I've said it several times under several 'threads' on the board, a person must always be proactive in their medical treatment.
Last edited by removedone; 11-28-2006 at 11:21 AM.
Re: Has anyone had success with prolotherapy treatment?
I've had around 8 sessions of prolotherapy spread out over a year and a half or so. I had constant neck/shoulder tightness, mainly on the left side.
My left side is probably 95% better than it was. It still tightens up a few times a week, but the muscles are now "properly trained", where stretching provides relief. That's what the prolo does--it retrains your muscles and ligaments that have healed incorrectly. The first few days after the injection are painful, because they inflame, but after that subsides, you don't think about it while it heals.
I still had pain on the right side--mainly "joint" pain in my neck. He thinks that my muscles were so out of whack for so long that they've pulled and pushed on all the major structures in there (discs, etc.).
He said after 8 sessions of prolo, I should be reevaluated, so he sent me to a surgeon for an eval.
So today had a mylogram/CT scan, and MRI (I'm typing this laying down in bed). Tomorrow I have an EMG.

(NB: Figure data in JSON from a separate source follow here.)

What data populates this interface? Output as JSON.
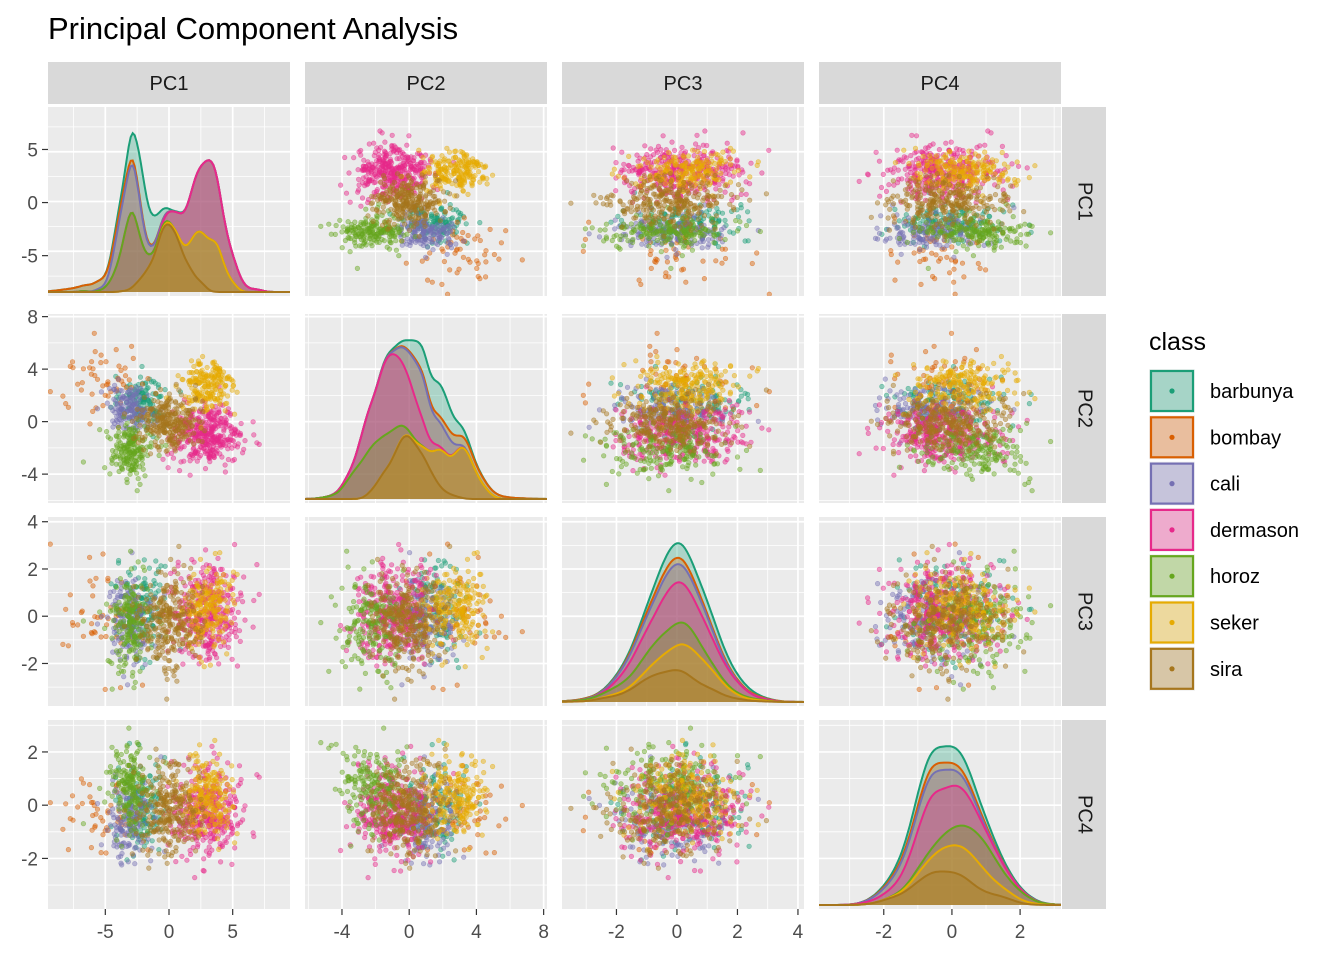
{
  "chart_data": {
    "type": "scatter",
    "subtype": "pairs-matrix",
    "title": "Principal Component Analysis",
    "variables": [
      "PC1",
      "PC2",
      "PC3",
      "PC4"
    ],
    "legend": {
      "title": "class",
      "position": "right",
      "entries": [
        "barbunya",
        "bombay",
        "cali",
        "dermason",
        "horoz",
        "seker",
        "sira"
      ]
    },
    "colors": {
      "barbunya": "#1b9e77",
      "bombay": "#d95f02",
      "cali": "#7570b3",
      "dermason": "#e7298a",
      "horoz": "#66a61e",
      "seker": "#e6ab02",
      "sira": "#a6761d"
    },
    "panel_background": "#ebebeb",
    "strip_background": "#d9d9d9",
    "grid": true,
    "axes": {
      "PC1": {
        "range": [
          -9.5,
          9.5
        ],
        "ticks": [
          -5,
          0,
          5
        ],
        "tick_labels": [
          "-5",
          "0",
          "5"
        ],
        "density_ylim": [
          -8.8,
          9.0
        ]
      },
      "PC2": {
        "range": [
          -6.2,
          8.2
        ],
        "ticks": [
          -4,
          0,
          4,
          8
        ],
        "tick_labels": [
          "-4",
          "0",
          "4",
          "8"
        ]
      },
      "PC3": {
        "range": [
          -3.8,
          4.2
        ],
        "ticks": [
          -2,
          0,
          2,
          4
        ],
        "tick_labels": [
          "-2",
          "0",
          "2",
          "4"
        ]
      },
      "PC4": {
        "range": [
          -3.9,
          3.2
        ],
        "ticks": [
          -2,
          0,
          2
        ],
        "tick_labels": [
          "-2",
          "0",
          "2"
        ]
      }
    },
    "class_summary": {
      "barbunya": {
        "PC1": -2.0,
        "PC2": 1.5,
        "PC3": 0.3,
        "PC4": 0.0,
        "sd": [
          0.9,
          1.0,
          1.0,
          0.9
        ],
        "n": 130
      },
      "bombay": {
        "PC1": -5.0,
        "PC2": 2.8,
        "PC3": 0.0,
        "PC4": -0.2,
        "sd": [
          1.8,
          1.5,
          1.2,
          0.9
        ],
        "n": 55
      },
      "cali": {
        "PC1": -3.0,
        "PC2": 1.0,
        "PC3": -0.2,
        "PC4": -0.6,
        "sd": [
          0.9,
          0.8,
          1.0,
          0.8
        ],
        "n": 150
      },
      "dermason": {
        "PC1": 3.0,
        "PC2": -1.0,
        "PC3": 0.2,
        "PC4": -0.3,
        "sd": [
          1.4,
          1.1,
          1.0,
          0.8
        ],
        "n": 350
      },
      "horoz": {
        "PC1": -3.0,
        "PC2": -2.2,
        "PC3": -0.4,
        "PC4": 0.7,
        "sd": [
          0.9,
          1.0,
          1.0,
          0.8
        ],
        "n": 190
      },
      "seker": {
        "PC1": 3.0,
        "PC2": 2.8,
        "PC3": 0.3,
        "PC4": 0.2,
        "sd": [
          1.0,
          1.0,
          0.9,
          0.8
        ],
        "n": 200
      },
      "sira": {
        "PC1": 0.0,
        "PC2": 0.0,
        "PC3": -0.2,
        "PC4": -0.2,
        "sd": [
          1.1,
          1.0,
          1.0,
          0.9
        ],
        "n": 260
      }
    }
  }
}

The bottom line on prolo--if it's mainly soft tissues that are causing your pain, prolo WILL help. Just make sure your dr. knows what he's doing. Mine is one of five in the entire state of Texas that does prolo, so it's pretty rare.
I feel like a semi-prolo expert now, so feel free to ask me any questions.
Re: Has anyone had success with prolotherapy treatment?
Right now, my problem seems to be in 'soft tissue. I have pain in my calve muscle each morning. It feels like a 'charley-horse', tightness, as if I ran 20 miles during the night. I do believe that muscle spasm is the result of a sacroiliac joint problem that I have been dealing with for 6 months.
For 6 months I've been treated for sciatic pain, the MD's assumed was caused by bulging discs. I even had an epidural a month ago. That was ineffective. The MD, neuro-physiatrist is now 'entertaining the possibility' that I have a sacroiliac joint problem. (HELLO! All along, I've been trying to tell the MD's that I believed I had injured my sacroiliac joint, perhaps pulled ligaments playing golf.)
Anyway, I'm scheduled for an SIJ injection on Monday, Dec 4. It will be done under the guidance of a fluoroscope. I'm hoping that the injection will give me relief, but more than that, I'm hoping that it will serve to give the MD a clear diagnosis of my problem. If it doesn't work, I'm considering 'prolo.' On the other hand, if it does work, that might indicate that I am a candidate for 'prolo'??
Thank you for sharing your experience with 'prolo.'
Last edited by HBMod07; 11-29-2006 at 05:55 PM.